Step 4 - writing the algorithms
Time now to work out what the different programs will do. Here's what the program to prepare your words should do:
'Go to the sheet of words
'For each word in column A
'strip out spaces and punctuation, and
'put the result in the cell to its right
'put the length of this stripped text in
'Work out how many words (and letters) there
'are, and suggest a grid size to user
Here's what the macro to create the grid might look like:
'Check user is happy to reset everything
'Go to the old grid sheet and delete its contents
'Go to the list of words and mark each as not found
'Hide all the rows below (and columns to the right)
'of the grid (taking the sizes from the parameter
'Set the cell alignment and row height/column
'width of each cell in the grid
Here's my outline algorithm to check (for any cell) if it can start any word fitting into the grid in any direction:
'check that the user has one cell selected, and that
'it's within the grid
'Loop down the list of words which haven't yet been
'found, starting with the longest. For each such word:
'Loop over the column of directions on the Directions
'sheet, getting the row and column offset for each. For
'Check how many cells there are in this direction. If
'Create a string variable containing the "word" spelt
'if you follow the letters in this direction. Compare
'this to the word you're looking for. Do they match?

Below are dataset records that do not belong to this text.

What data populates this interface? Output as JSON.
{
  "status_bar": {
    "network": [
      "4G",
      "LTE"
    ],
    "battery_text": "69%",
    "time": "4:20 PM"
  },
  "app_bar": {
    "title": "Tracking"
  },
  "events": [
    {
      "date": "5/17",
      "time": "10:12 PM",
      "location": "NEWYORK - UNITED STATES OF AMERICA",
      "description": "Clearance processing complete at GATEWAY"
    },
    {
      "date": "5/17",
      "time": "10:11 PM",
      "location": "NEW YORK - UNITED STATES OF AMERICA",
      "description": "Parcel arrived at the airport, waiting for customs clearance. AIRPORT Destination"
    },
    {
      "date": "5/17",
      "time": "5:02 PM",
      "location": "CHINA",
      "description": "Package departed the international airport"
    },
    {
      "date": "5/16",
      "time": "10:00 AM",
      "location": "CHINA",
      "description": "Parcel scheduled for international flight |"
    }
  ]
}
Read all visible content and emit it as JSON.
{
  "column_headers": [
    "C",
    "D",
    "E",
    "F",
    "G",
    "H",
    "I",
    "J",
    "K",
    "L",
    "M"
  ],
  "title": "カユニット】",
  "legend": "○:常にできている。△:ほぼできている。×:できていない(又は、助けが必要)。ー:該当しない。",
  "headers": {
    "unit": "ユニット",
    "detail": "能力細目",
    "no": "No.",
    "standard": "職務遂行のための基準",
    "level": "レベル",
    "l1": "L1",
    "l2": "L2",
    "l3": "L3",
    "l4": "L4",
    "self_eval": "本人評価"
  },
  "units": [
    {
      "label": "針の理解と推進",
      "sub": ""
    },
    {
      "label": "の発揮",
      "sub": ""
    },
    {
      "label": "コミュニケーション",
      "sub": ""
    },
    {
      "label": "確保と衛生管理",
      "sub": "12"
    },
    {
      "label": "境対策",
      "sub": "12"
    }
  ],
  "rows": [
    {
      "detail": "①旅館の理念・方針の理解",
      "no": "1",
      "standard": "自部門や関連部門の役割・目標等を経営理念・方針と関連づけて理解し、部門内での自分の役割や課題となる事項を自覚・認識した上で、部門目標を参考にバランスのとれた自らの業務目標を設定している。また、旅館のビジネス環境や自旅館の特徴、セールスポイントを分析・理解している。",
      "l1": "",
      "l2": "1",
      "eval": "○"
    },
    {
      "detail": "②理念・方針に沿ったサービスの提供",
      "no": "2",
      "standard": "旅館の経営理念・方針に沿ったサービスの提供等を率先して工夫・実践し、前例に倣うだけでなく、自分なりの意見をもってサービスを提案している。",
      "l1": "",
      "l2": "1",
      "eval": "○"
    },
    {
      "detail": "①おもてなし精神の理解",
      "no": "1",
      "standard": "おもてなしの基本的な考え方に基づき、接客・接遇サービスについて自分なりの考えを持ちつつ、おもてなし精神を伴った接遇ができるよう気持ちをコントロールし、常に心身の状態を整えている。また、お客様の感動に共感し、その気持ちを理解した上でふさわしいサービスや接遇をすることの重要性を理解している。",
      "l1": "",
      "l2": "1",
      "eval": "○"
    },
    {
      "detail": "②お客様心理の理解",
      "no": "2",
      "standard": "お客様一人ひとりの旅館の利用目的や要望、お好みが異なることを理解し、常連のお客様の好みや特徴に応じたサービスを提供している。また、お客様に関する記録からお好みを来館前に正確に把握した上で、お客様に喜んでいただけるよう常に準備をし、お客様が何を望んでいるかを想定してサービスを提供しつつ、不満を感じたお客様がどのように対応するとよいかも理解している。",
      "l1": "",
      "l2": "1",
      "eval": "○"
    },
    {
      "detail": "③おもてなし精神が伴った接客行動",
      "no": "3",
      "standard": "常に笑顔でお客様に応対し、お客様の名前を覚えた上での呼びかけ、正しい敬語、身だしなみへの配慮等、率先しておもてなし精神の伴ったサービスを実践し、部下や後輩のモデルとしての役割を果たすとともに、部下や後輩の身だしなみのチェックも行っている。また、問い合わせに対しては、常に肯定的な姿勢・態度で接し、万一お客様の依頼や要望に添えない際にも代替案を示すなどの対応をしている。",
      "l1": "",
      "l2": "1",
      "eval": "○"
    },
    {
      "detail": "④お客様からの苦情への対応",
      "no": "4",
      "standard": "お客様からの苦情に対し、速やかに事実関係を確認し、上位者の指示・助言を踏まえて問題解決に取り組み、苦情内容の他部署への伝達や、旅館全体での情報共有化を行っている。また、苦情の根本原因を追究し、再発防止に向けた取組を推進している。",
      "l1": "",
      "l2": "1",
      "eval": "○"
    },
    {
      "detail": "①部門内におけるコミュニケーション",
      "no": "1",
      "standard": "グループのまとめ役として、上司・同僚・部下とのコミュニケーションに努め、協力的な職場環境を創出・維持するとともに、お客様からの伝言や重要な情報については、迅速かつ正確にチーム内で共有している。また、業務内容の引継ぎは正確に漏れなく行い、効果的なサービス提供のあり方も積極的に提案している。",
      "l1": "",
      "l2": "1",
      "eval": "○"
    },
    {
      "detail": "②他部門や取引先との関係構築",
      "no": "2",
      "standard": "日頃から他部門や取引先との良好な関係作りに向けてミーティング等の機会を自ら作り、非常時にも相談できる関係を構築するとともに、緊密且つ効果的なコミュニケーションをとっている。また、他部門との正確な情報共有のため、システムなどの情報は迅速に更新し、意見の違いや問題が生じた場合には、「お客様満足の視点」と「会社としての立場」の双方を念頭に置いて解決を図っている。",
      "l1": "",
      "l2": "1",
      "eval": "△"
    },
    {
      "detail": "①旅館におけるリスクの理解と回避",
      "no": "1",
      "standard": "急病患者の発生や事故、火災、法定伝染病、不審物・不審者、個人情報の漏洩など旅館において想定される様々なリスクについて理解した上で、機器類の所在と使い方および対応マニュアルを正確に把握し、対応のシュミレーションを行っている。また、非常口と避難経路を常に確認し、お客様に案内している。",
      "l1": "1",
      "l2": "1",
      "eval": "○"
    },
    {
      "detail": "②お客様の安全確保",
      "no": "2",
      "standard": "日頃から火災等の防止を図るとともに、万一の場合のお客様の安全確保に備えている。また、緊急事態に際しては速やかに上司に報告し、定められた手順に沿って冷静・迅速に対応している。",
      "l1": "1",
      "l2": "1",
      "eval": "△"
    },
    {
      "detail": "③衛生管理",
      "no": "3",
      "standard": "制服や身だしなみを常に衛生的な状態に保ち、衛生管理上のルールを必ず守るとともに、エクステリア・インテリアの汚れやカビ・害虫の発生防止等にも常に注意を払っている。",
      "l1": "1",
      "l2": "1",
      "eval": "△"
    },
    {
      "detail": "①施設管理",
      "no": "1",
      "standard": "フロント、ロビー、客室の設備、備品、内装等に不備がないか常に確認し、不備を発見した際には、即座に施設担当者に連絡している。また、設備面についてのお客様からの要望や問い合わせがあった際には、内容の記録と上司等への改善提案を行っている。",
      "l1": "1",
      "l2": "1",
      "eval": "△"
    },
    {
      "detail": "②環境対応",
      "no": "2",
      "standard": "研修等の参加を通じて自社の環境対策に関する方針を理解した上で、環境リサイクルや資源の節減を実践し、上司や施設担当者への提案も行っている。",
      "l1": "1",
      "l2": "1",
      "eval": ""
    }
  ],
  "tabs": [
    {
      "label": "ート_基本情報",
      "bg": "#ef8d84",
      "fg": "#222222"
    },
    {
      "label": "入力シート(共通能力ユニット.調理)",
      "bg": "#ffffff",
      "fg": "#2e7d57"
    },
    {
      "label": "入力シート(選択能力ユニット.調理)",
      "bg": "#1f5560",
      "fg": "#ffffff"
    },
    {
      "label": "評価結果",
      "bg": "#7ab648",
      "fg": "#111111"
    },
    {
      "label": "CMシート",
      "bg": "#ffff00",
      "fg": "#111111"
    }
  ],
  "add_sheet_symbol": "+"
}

'Yes ==> colour each cell of the word and show a
'dialog box on screen asking the user if they want
'to accept the word (if they do, reset background
'colour to white and end macro; otherwise, go on
'to next direction)
'No ==> go on to next direction
'end the condition
'If reach this point, no words found (or at least,
'no words acceptable to user) - say so
'check if there are still words left to find, and
'show message if there aren't
To show you what this last algorithm might look like in practice, here's how I started:
My original algorithm for trying to insert one word.
These instructions - half VBA, half English - are often called pseudo-code. If you can't write down in English what your macro will do, you have no hope of converting your instructions into VBA!
Step 5 - writing the code
As I mentioned at the start of this blog, you can download my final Excel workbook and see the code for yourself. Here are some things I didn't do:
|Testing||There may (will!) be bugs in the code, because I'm not releasing it as a commercial product! There's also the question of who will be using the system (if you're the only one who'll be using your system, you don't have to dot all your i's and cross your t's).|
|Speed trial||Sometimes when writing systems I have speed in mind all the time, and optimise everything to run as quickly as possible. For this system the volume of data and nature of how the system will be used meant that speed wasn't going to be an issue, so why waste time coding to save a few seconds? Instead I've written the system to be easy to understand and use, at the expense of a few extra seconds of processing time.|
This gives the last lesson: tailor your system to your user base. The stages I missed out above would at least double the development time of the system, so it makes sense only to do them if my application is either mission critical or if it will be used by many different users.